•••BLÖÖK
03. Februar 2017


• • • Wenn es in einer Runde um ganz besonders hervorragende Drecksäcke, Verbrecher der Zeitgeschichte geht, dann kommt am Ende einer üblichen Litanei von mehr oder weniger heftig verurteilten Abscheulichkeiten, fast immer ein beinahe erleichtertes: „Aber intelligent war er!“, mit dem unausgesprochenen Nachsatz: „Ganz böse war er dann doch nicht!“.

Diese stumme, positiv gemeinte Unterstellung tritt dem Drecksack alias Verbrecher, bewusst oder nicht, virtuell zur Seite, um seine umfassende Verurteilbarkeit zu vereiteln. Vermuten wir mal, dass eine nicht offen zu zeigende Sympathie mit ihm dahintersteckt.

Dumm nur, dass sie von einem weit verbreiteten, dennoch, Vorurteil ausgeht, Intelligenz sei eine persönliche, willentlich erarbeitete und! per se gute Leistung. Intelligenz für sich ist aber im Kern keine Leistung des Wollens, sondern eine sehr komplexe Eigenschaft, die jeder Mensch mehr oder weniger ausgeprägt besitzt.

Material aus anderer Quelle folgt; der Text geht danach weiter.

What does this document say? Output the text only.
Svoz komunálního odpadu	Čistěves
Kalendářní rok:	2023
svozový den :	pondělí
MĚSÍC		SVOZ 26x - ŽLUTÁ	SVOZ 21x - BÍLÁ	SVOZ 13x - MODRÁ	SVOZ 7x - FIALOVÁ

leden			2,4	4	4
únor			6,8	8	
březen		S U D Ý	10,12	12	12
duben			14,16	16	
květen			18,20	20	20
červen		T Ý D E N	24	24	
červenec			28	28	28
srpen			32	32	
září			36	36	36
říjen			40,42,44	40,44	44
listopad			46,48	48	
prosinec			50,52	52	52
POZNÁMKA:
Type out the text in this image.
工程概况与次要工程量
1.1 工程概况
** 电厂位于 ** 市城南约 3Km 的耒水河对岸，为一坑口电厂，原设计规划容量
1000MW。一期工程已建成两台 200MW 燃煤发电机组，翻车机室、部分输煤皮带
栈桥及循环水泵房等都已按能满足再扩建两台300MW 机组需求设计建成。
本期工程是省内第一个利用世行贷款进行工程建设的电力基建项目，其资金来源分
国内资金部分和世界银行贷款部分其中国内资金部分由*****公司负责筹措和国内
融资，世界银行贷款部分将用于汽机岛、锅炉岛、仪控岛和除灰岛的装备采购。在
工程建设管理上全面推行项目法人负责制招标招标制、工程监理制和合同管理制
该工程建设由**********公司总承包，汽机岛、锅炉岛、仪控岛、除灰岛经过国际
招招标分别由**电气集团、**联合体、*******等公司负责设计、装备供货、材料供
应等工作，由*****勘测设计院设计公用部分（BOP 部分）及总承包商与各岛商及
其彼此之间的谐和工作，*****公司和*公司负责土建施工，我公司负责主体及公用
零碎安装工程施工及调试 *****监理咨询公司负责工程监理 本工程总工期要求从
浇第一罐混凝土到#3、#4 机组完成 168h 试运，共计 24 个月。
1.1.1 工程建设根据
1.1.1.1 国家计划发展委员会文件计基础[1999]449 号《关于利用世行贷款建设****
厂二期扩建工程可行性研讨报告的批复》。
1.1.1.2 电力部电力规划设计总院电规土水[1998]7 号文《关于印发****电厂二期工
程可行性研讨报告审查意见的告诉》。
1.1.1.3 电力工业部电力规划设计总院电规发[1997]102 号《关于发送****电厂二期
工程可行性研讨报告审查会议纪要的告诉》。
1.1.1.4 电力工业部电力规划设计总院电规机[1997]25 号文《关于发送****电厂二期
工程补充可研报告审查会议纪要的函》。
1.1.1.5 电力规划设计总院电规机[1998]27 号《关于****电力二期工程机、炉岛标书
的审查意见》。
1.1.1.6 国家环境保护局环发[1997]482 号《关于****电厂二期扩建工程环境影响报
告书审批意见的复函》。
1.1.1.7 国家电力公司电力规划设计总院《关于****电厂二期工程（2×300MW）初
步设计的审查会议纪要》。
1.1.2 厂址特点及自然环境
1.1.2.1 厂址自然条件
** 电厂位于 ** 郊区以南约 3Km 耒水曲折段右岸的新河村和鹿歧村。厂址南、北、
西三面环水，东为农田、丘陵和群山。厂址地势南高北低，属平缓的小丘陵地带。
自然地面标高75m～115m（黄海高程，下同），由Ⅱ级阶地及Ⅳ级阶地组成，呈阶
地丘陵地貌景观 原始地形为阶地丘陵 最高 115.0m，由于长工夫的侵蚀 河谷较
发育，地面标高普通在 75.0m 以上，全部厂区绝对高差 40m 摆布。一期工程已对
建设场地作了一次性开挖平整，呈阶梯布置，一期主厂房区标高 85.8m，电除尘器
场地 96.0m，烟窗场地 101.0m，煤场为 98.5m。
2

Moralisch betrachtet macht die hohe Intelligenz eines Täters seine asoziale Tat nicht weniger sträflich, sondern sogar ganz im Gegenteil. Wie allgemein unwidersprochen gilt, dass Eigentum (sozial) verpflichtet, so verpflichtet auch und gerade der Besitz hoher Intelligenz zu besonders sozialem Verhalten. Auch wenn das zeitgeistige Egomanen für total unkuuul halten.

Intelligenz ist zwar eine wertvolle und lebenserhaltende, aber doch „nur“ eine je individuelle Sammlung von Fertigkeiten, ein komplexes Werkzeug. Als solches kann Intelligenz weder gut noch böse sein. Ob sie im Einzelfall gut oder böse wirkt, entscheidet sich erst mit dem Zweck, für den sie eingesetzt wird.

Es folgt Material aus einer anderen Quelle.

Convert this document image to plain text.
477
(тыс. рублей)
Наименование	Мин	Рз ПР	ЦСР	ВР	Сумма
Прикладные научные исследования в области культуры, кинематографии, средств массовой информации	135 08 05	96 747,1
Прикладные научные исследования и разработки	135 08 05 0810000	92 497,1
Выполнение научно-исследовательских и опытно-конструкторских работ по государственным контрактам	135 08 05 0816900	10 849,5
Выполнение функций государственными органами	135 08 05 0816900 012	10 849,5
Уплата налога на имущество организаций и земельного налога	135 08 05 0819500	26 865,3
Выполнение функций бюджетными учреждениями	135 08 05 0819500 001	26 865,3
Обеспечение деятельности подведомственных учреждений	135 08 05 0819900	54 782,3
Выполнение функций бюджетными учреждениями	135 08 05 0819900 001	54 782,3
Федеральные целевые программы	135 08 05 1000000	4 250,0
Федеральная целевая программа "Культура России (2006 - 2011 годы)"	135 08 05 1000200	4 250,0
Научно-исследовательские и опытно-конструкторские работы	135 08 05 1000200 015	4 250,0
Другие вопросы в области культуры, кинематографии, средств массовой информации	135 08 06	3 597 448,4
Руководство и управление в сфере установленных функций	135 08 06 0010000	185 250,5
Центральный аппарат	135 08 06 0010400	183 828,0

Ein Messer kann zum Schälen von Kartoffeln aber genauso gut zu einem mordlüsternen Stich zwischen die Rippen eines verhassten Zeitgenossen verwendet werden.

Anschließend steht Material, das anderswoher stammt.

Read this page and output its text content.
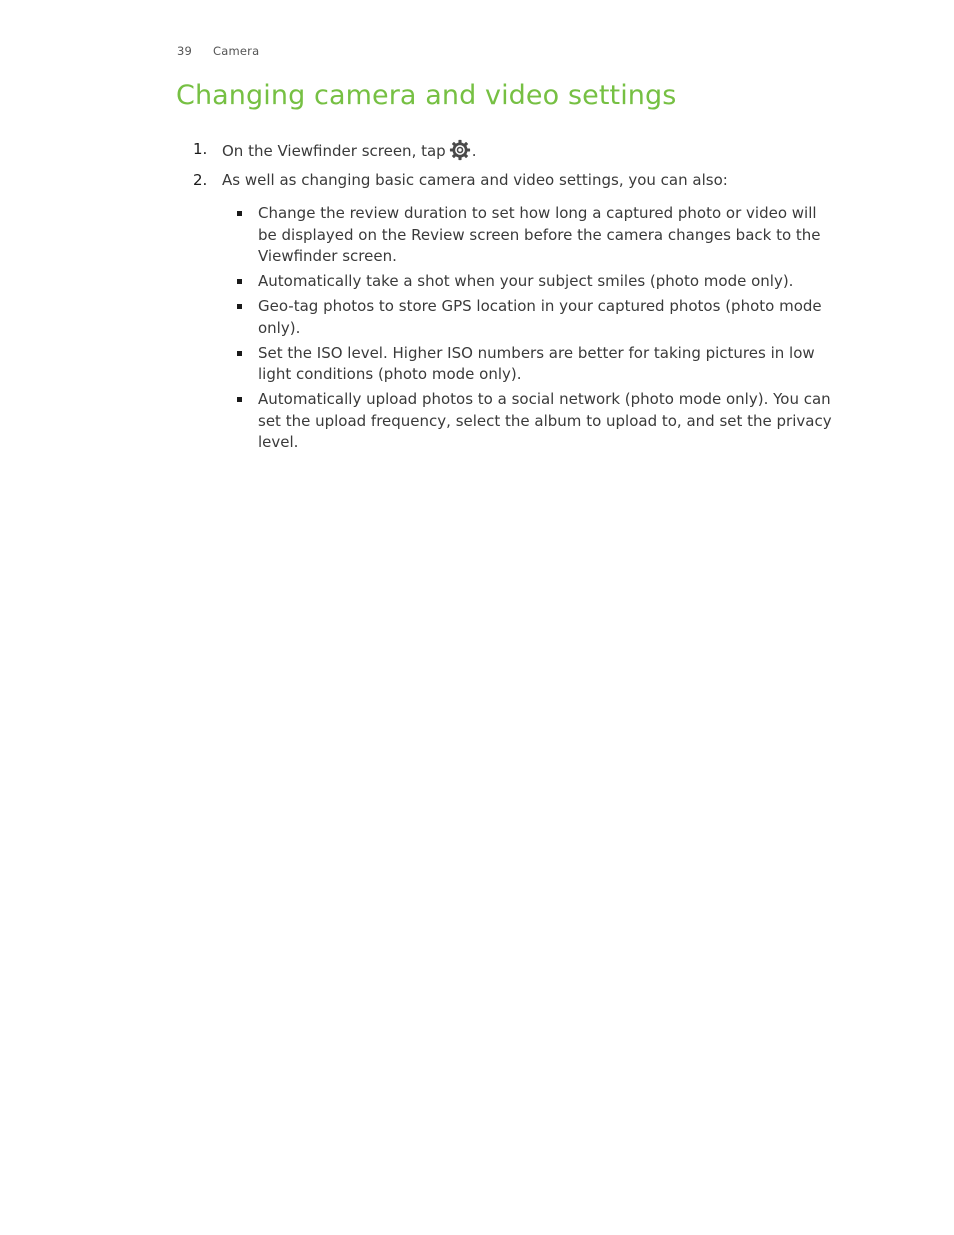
39 Camera
Changing camera and video settings
1. On the Viewfinder screen, tap .
2. As well as changing basic camera and video settings, you can also:
Change the review duration to set how long a captured photo or video will be displayed on the Review screen before the camera changes back to the Viewfinder screen.
Automatically take a shot when your subject smiles (photo mode only).
Geo-tag photos to store GPS location in your captured photos (photo mode only).
Set the ISO level. Higher ISO numbers are better for taking pictures in low light conditions (photo mode only).
Automatically upload photos to a social network (photo mode only). You can set the upload frequency, select the album to upload to, and set the privacy level.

Dass Gut und Böse unabhängig sind von der Intelligenz der jeweils Handelnden, zeigen saufende und sich mit Säbeln verhunzende Mitglieder von „Schlagenden“ Studentenverbindungen schon seit Jahrhunderten, unvorstellbare "Identitäre" Akademiker (Menschen mit Universitätsstudium) im 21. Jahrhundert, rechtsradikale Rockmusiker, ebenso wie die Tatsache, dass die größten, „erfolgreichsten“ Verbrecher fast immer höchst intelligent sind. Die mutmaßlich überdurchschnittlich intelligenten Betreiber sogenannter "sozialer" Medien machen geklaute private Daten ihrer "Kunden" zu Geld. Anstatt sich dafür angemessen an den Gemeinschaftskosten der Länder zu beteiligen, in denen sie ihre Profite machen, maximieren und privatisieren sie diese durch systematische Steuervermeidung.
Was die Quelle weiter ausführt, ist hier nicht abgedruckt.